What ACH Ratings Tell Us 

ACH ratings provide you with information on the number of times that air purifiers are able to filter the room each hour. 

For instance, an air purifier with an ACH rating of 3 means that it will purify the air throughout the entire room up to 3 times every hour. 

Therefore, ACH ratings are directly linked with the overall performance quality of an air purifier. You can use ACH ratings as a way to compare different air purifiers and their effectiveness. 

The higher the ACH rating, the more the air purifier is able to clean the air in the room each hour. 

How to Calculate ACH?

When it comes to calculating the ACH rating of your air purifier, initially, it can seem like a complicated task. However, once you have the rating, it can help you make the best decision about which air purifier is the right one for your space. 

Prior to making any calculations, you’ll need to find out the CFM (Cubic Feet per Minute) of the machine. 

CFM ratings are easily found on the technical details of an air purifier. You can also learn more about the effectiveness of the air purifier by looking at the CADR rating.

CADR ratings measure the air purifiers ability when it comes to cleaning allergenic particles, such as pollen, pet dander, dust, and mold. You can learn more about it here. 

When you’re calculating ACH ratings, the value you’re given is based on the fan in the air purifier being at the highest speed. 

So, you’ll want to keep this in mind when using the air purifier at low or medium settings. The ACH ratings at these decreased fan speeds will be a little lower than what you’ve calculated. 

Steps on Calculating ACH Ratings

We recommend that you have an ACH rating of at least 4. However, higher ACH ratings mean that the air purifier is more effective.

  • Multiply the CFM rating by 60 minutes. This provides you with the amount of air that the device can clean in an hour.
  • You’ll then want to take a measurement of the height of the room you’re planning to use the air purifier in.

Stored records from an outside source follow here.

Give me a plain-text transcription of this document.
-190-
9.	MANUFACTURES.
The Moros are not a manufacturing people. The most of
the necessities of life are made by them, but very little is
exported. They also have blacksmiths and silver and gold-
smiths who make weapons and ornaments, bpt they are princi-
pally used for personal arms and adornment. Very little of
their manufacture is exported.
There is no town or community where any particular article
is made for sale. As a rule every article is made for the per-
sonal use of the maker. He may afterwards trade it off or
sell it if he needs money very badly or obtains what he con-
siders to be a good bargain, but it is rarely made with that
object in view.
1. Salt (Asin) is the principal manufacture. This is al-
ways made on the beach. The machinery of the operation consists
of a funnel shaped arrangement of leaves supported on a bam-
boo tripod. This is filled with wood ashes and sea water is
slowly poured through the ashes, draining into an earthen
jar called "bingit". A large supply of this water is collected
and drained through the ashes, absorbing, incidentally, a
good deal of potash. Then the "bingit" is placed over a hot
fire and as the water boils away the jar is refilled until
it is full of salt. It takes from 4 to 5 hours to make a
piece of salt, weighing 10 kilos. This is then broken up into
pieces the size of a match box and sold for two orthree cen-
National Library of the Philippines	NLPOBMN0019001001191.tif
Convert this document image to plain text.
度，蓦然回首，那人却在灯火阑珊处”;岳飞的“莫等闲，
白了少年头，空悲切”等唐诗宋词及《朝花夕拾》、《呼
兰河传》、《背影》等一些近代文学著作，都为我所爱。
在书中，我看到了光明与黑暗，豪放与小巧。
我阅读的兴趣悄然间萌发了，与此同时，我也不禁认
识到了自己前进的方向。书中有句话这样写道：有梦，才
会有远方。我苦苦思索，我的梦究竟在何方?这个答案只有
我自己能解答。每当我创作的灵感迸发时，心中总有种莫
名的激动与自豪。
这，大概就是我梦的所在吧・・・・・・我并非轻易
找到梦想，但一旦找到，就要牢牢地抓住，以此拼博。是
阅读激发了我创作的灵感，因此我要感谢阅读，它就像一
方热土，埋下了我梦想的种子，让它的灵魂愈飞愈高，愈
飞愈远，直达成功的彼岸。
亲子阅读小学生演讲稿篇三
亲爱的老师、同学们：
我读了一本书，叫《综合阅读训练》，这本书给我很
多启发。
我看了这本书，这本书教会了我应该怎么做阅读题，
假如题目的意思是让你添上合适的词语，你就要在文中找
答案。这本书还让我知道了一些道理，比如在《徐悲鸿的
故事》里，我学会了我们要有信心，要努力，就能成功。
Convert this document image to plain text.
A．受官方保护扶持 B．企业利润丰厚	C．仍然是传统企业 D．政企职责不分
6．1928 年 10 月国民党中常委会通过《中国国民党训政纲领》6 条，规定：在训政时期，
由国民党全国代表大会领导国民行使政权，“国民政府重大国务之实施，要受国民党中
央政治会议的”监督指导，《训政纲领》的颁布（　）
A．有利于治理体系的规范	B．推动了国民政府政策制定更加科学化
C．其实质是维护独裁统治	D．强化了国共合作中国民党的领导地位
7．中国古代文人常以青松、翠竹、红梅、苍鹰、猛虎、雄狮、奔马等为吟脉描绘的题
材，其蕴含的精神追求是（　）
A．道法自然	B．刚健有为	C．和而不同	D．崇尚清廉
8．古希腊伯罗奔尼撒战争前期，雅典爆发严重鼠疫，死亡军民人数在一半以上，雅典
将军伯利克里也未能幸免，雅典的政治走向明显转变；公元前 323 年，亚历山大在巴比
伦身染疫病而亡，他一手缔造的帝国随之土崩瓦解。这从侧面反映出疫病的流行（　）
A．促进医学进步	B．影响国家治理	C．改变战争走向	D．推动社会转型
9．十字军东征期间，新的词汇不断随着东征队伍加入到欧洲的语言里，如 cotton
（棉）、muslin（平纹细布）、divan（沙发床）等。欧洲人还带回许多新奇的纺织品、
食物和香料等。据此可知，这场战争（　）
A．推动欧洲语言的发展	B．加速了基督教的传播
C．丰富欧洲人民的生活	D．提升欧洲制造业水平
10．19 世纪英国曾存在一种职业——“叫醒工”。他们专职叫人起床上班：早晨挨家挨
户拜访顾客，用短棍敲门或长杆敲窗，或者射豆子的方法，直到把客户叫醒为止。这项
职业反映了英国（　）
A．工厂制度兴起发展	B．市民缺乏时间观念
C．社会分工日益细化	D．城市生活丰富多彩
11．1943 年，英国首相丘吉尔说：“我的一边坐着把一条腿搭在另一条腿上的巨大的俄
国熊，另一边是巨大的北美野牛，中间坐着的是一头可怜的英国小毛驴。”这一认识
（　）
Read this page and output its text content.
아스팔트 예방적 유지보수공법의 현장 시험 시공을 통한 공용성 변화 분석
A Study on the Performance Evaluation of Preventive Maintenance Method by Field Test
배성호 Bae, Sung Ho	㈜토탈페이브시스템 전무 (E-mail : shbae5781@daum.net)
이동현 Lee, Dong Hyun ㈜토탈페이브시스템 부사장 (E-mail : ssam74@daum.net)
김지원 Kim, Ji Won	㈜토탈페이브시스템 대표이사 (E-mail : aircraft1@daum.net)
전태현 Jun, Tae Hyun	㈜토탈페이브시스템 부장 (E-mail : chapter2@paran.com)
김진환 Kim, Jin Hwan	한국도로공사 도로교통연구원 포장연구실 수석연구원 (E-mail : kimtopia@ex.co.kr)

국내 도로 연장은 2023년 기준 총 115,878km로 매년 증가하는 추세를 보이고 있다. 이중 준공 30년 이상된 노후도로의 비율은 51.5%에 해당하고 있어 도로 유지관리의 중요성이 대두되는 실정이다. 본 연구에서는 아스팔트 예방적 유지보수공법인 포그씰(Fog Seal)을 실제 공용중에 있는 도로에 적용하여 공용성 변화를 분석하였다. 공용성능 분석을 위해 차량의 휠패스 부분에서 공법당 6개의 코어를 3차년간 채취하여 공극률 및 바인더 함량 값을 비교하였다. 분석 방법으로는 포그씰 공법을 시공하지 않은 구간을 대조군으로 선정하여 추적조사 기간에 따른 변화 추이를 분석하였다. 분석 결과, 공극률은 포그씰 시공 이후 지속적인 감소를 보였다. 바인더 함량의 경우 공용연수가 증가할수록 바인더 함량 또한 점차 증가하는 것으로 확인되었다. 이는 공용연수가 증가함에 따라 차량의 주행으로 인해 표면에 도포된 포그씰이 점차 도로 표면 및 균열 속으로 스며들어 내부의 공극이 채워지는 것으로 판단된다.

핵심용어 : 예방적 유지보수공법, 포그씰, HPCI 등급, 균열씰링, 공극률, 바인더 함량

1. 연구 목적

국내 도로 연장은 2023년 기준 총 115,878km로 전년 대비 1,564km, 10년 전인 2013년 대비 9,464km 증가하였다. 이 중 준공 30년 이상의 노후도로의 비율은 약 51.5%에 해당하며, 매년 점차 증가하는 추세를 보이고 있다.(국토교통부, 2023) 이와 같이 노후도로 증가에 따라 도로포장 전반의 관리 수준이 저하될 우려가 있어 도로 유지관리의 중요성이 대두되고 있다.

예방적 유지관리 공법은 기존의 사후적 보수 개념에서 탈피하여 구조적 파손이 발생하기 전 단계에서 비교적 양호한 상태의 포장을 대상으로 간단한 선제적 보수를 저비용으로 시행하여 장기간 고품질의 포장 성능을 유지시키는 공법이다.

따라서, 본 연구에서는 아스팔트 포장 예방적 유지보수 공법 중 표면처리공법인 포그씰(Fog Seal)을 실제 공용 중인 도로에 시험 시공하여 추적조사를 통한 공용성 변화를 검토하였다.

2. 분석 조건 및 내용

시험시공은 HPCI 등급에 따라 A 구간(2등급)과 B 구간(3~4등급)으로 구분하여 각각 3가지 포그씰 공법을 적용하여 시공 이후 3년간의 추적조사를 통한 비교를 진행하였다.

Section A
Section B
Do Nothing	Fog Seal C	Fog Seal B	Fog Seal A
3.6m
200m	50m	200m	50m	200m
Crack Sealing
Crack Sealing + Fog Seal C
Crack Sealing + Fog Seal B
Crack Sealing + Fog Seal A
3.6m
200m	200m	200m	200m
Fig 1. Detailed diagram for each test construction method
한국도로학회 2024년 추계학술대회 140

Divide the value of CFM x 60 by the ceiling height (in feet). 
  • These calculations are in cubic feet, but you want to end up knowing the values in square feet. 
  • Next, take the value of the CFM x 60 divided by the ceiling height, and divide it by your desired ACH rating.
  • That provides you with the amount of coverage that the air purifier is capable of cleaning in square feet. 

Here’s an example of a formula below that you can follow when making calculations. The numbers are made up but you can follow the same steps with different numbers depending on the height of your ceiling, CFM rating of the air purifier, and your desired ACH rating. 

For the calculation below, the air purifier is going to have a CFM of 300. The height of the ceiling will be 8 inches, and our desired ACH rating is 6. 

  1. 300 CFM x 60 (minutes) = 18,000 
  2. 18,000 / 8 feet (average ceiling height) = 2,250 
  3. 2,250 / 6 ACH = 375 square foot of coverage


Air purifiers with an ACH rating that’s lower than 4 can still be effective at cleaning dust, pollen, pet dander, and mold particles. However, the ones that are rated higher will simply perform better and help people with asthma and allergies be more comfortable.

Hopefully, you can use the information found in this post to help you calculate the ACH rating that’s best for your room and needs.